Günümüz Yunanistan’ının eski Yunanistan’la, diyelim M.Ö. 5. yüzyıldaki Yunanistan’la, karşılaştırdığımızda şunları görürüz. Şimdiki Yunanlılar herşeyden önce daha özgür yaşıyorlar (özellikle kadınlar ve çeşitli “öteki” kategorilerinde bulunanlar); daha uzun yaşıyorlar; dış dünyaya daha açıklar; daha iyi tedavi imkânlarına sahipler; eski Yunanlıların ancak hayal edebilecekleri teknolojiler kullanıyorlar; Yunanlıların şimdiki aydınları ve entellektüelleri eski Yunan’ın okumuş kesiminden daha fazla kitap okuyorlar, daha fazla bilgiye sahipler; ve modern Yunanlıların ortalama gelir seviyesi çok daha yüksek. Bütün bunlar büyük bir ilerleme ve gelişmenin gerçekleşmiş olduğunu gösteriyor. Peki bunu modern Yunanlılar mı başardı? Hayır, teknolojide, bilimlerde, fikirlerde, ekonomideki bütün gelişmeler dışarıdan, başka ülkelerden, ithal edildi. Modern Yunanlılar’ın bu gelişmelere katkısı maalesef asgari düzeyde kaldı. Bütün gelişmeler, başka ülkelerde “geçmişteki başarılar ne kadar büyük olursa olsun, biz daha iyisini yapabiliriz ve yapmalıyız” inancıyla çalışan ve üreten insanlar ve kurumlar sayesinde gerçekleşti.
Eski Yunanlılar kendi dönemlerinin en ileri uygarlık düzeyine ulaşmışken, modern Yunanlılar günümüzde teknoloji ve bilimlerdeki, fikir dünyasındaki gelişmeleri genellikle geriden takip ediyorlar.

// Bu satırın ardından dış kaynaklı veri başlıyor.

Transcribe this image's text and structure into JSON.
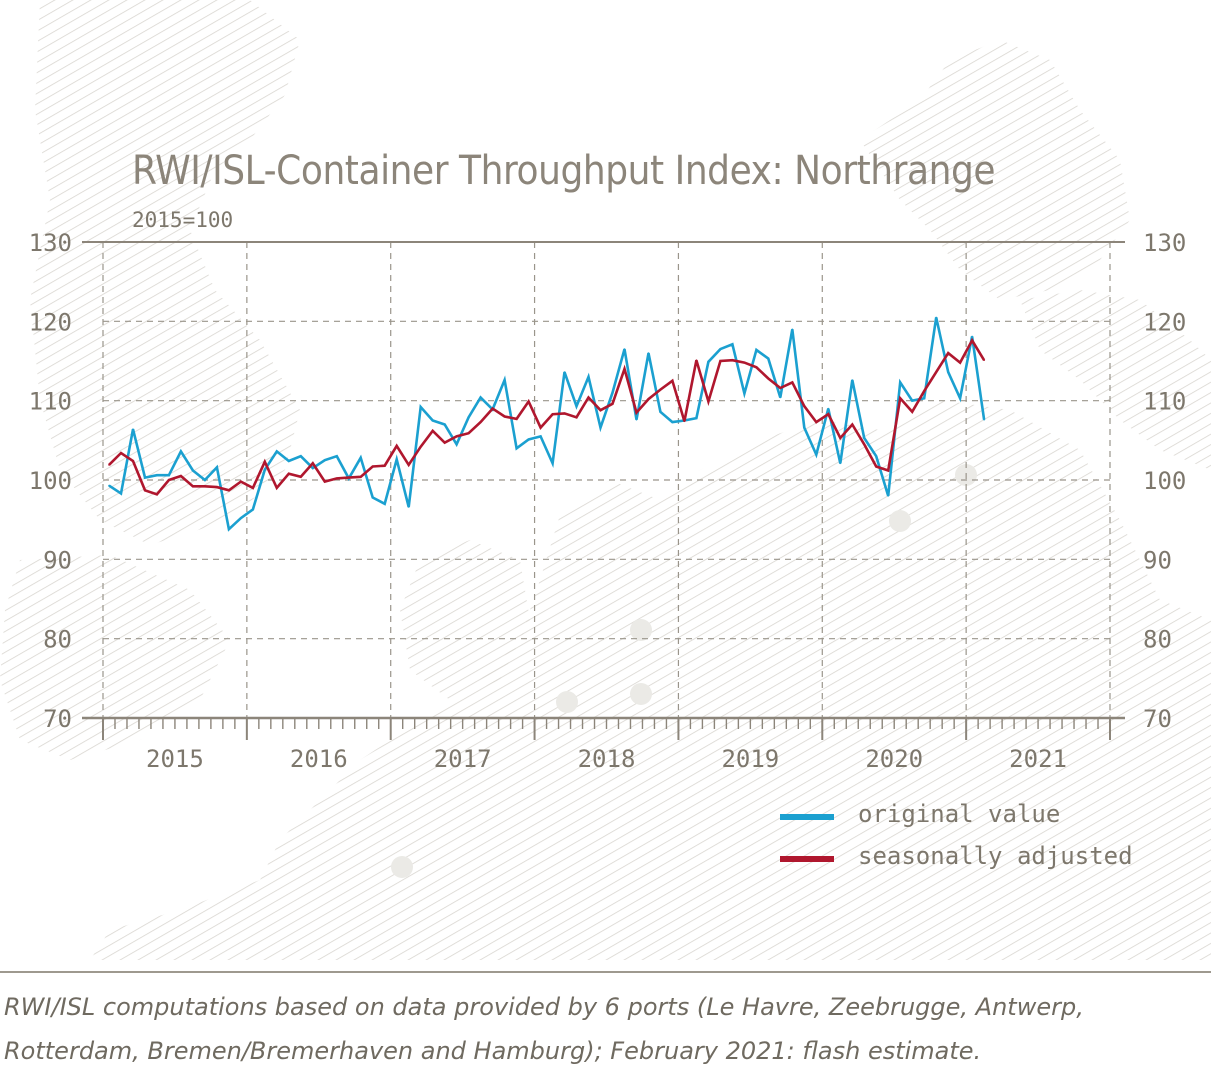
{
  "title": "RWI/ISL-Container Throughput Index: Northrange",
  "subtitle": "2015=100",
  "footnote": "RWI/ISL computations based on data provided by 6 ports (Le Havre, Zeebrugge, Antwerp, Rotterdam, Bremen/Bremerhaven and Hamburg); February 2021: flash estimate.",
  "legend": {
    "original_label": "original value",
    "adjusted_label": "seasonally adjusted"
  },
  "colors": {
    "original": "#1ba0d0",
    "adjusted": "#b0172e",
    "axis": "#8c857a",
    "grid": "#9a958b",
    "text": "#7d776c"
  },
  "chart_data": {
    "type": "line",
    "title": "RWI/ISL-Container Throughput Index: Northrange",
    "subtitle": "2015=100",
    "xlabel": "",
    "ylabel": "",
    "ylim": [
      70,
      130
    ],
    "yticks": [
      70,
      80,
      90,
      100,
      110,
      120,
      130
    ],
    "ytick_labels": [
      "70",
      "80",
      "90",
      "100",
      "110",
      "120",
      "130"
    ],
    "xlim": [
      "2015-01",
      "2021-12"
    ],
    "xtick_labels": [
      "2015",
      "2016",
      "2017",
      "2018",
      "2019",
      "2020",
      "2021"
    ],
    "grid": true,
    "legend_position": "bottom-right",
    "x": [
      "2015-01",
      "2015-02",
      "2015-03",
      "2015-04",
      "2015-05",
      "2015-06",
      "2015-07",
      "2015-08",
      "2015-09",
      "2015-10",
      "2015-11",
      "2015-12",
      "2016-01",
      "2016-02",
      "2016-03",
      "2016-04",
      "2016-05",
      "2016-06",
      "2016-07",
      "2016-08",
      "2016-09",
      "2016-10",
      "2016-11",
      "2016-12",
      "2017-01",
      "2017-02",
      "2017-03",
      "2017-04",
      "2017-05",
      "2017-06",
      "2017-07",
      "2017-08",
      "2017-09",
      "2017-10",
      "2017-11",
      "2017-12",
      "2018-01",
      "2018-02",
      "2018-03",
      "2018-04",
      "2018-05",
      "2018-06",
      "2018-07",
      "2018-08",
      "2018-09",
      "2018-10",
      "2018-11",
      "2018-12",
      "2019-01",
      "2019-02",
      "2019-03",
      "2019-04",
      "2019-05",
      "2019-06",
      "2019-07",
      "2019-08",
      "2019-09",
      "2019-10",
      "2019-11",
      "2019-12",
      "2020-01",
      "2020-02",
      "2020-03",
      "2020-04",
      "2020-05",
      "2020-06",
      "2020-07",
      "2020-08",
      "2020-09",
      "2020-10",
      "2020-11",
      "2020-12",
      "2021-01",
      "2021-02"
    ],
    "series": [
      {
        "name": "original value",
        "values": [
          99.3,
          98.3,
          106.4,
          100.3,
          100.6,
          100.6,
          103.6,
          101.2,
          100.0,
          101.6,
          93.8,
          95.2,
          96.3,
          101.3,
          103.6,
          102.4,
          103.0,
          101.5,
          102.5,
          103.0,
          100.2,
          102.8,
          97.8,
          97.0,
          102.6,
          96.6,
          109.2,
          107.5,
          107.0,
          104.5,
          107.9,
          110.4,
          108.9,
          112.6,
          104.0,
          105.1,
          105.5,
          102.1,
          113.6,
          109.3,
          113.0,
          106.6,
          111.0,
          116.5,
          107.6,
          116.0,
          108.6,
          107.3,
          107.5,
          107.8,
          114.9,
          116.5,
          117.1,
          110.9,
          116.4,
          115.3,
          110.4,
          119.0,
          106.6,
          103.2,
          109.0,
          102.1,
          112.6,
          105.3,
          103.0,
          98.0,
          112.3,
          110.0,
          110.3,
          120.5,
          113.6,
          110.3,
          118.1,
          107.6
        ]
      },
      {
        "name": "seasonally adjusted",
        "values": [
          101.9,
          103.4,
          102.4,
          98.7,
          98.2,
          100.0,
          100.5,
          99.2,
          99.2,
          99.1,
          98.7,
          99.8,
          99.0,
          102.3,
          99.0,
          100.8,
          100.4,
          102.1,
          99.8,
          100.2,
          100.3,
          100.4,
          101.7,
          101.8,
          104.3,
          101.9,
          104.2,
          106.2,
          104.7,
          105.5,
          105.9,
          107.3,
          109.0,
          108.0,
          107.7,
          109.9,
          106.6,
          108.3,
          108.4,
          107.9,
          110.4,
          108.8,
          109.6,
          114.0,
          108.5,
          110.2,
          111.4,
          112.5,
          107.4,
          115.1,
          109.9,
          115.0,
          115.1,
          114.8,
          114.2,
          112.8,
          111.6,
          112.3,
          109.3,
          107.3,
          108.3,
          105.3,
          107.0,
          104.5,
          101.7,
          101.2,
          110.3,
          108.6,
          111.2,
          113.6,
          116.0,
          114.8,
          117.6,
          115.1
        ]
      }
    ]
  }
}
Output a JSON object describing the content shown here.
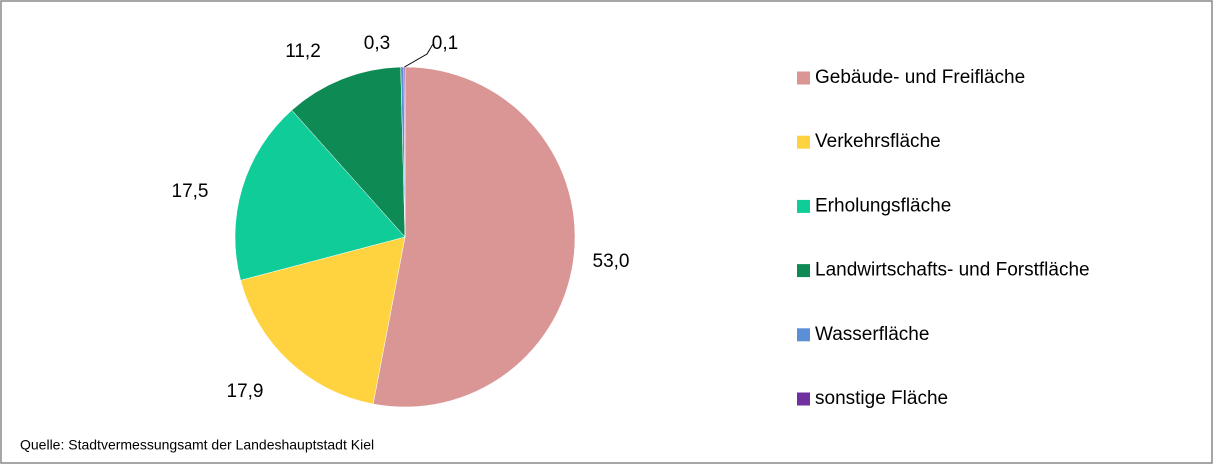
{
  "chart_data": {
    "type": "pie",
    "categories": [
      "Gebäude- und Freifläche",
      "Verkehrsfläche",
      "Erholungsfläche",
      "Landwirtschafts- und Forstfläche",
      "Wasserfläche",
      "sonstige Fläche"
    ],
    "values": [
      53.0,
      17.9,
      17.5,
      11.2,
      0.3,
      0.1
    ],
    "value_labels": [
      "53,0",
      "17,9",
      "17,5",
      "11,2",
      "0,3",
      "0,1"
    ],
    "colors": [
      "#d99694",
      "#ffd23f",
      "#0fcc98",
      "#0e8a55",
      "#5b8fd6",
      "#7030a0"
    ],
    "legend": "right",
    "source": "Quelle: Stadtvermessungsamt der Landeshauptstadt Kiel"
  }
}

Gelişmiş ve gelişmekte olan toplumlar arasında bir yerde sıkışmış durumdalar.
Yunan milliyetçileri eski Yunan dönemini kutsallaştırarak modern Yunanlılara bir gurur ve üstünlük duygusu aşılamak istediler ve bunda büyük ölçüde başarılı oldular. Ama bu kutsallaştırmanın bir sonucu “en güzel günlerimiz geçmişte yaşandı” inancının da yerleşmesiydi. “Atalarımızın başarılarını taklit edebiliriz, onları örnek almalıyız, ama onları aşamayız” kanaati ise modern Yunanistan’ın özellikle teknolojide, bilimlerde, sanatta, fikir dünyasında gelişmesini zorlaştıran psikolojik bir engel teşkil etti; etmeye de devam ediyor.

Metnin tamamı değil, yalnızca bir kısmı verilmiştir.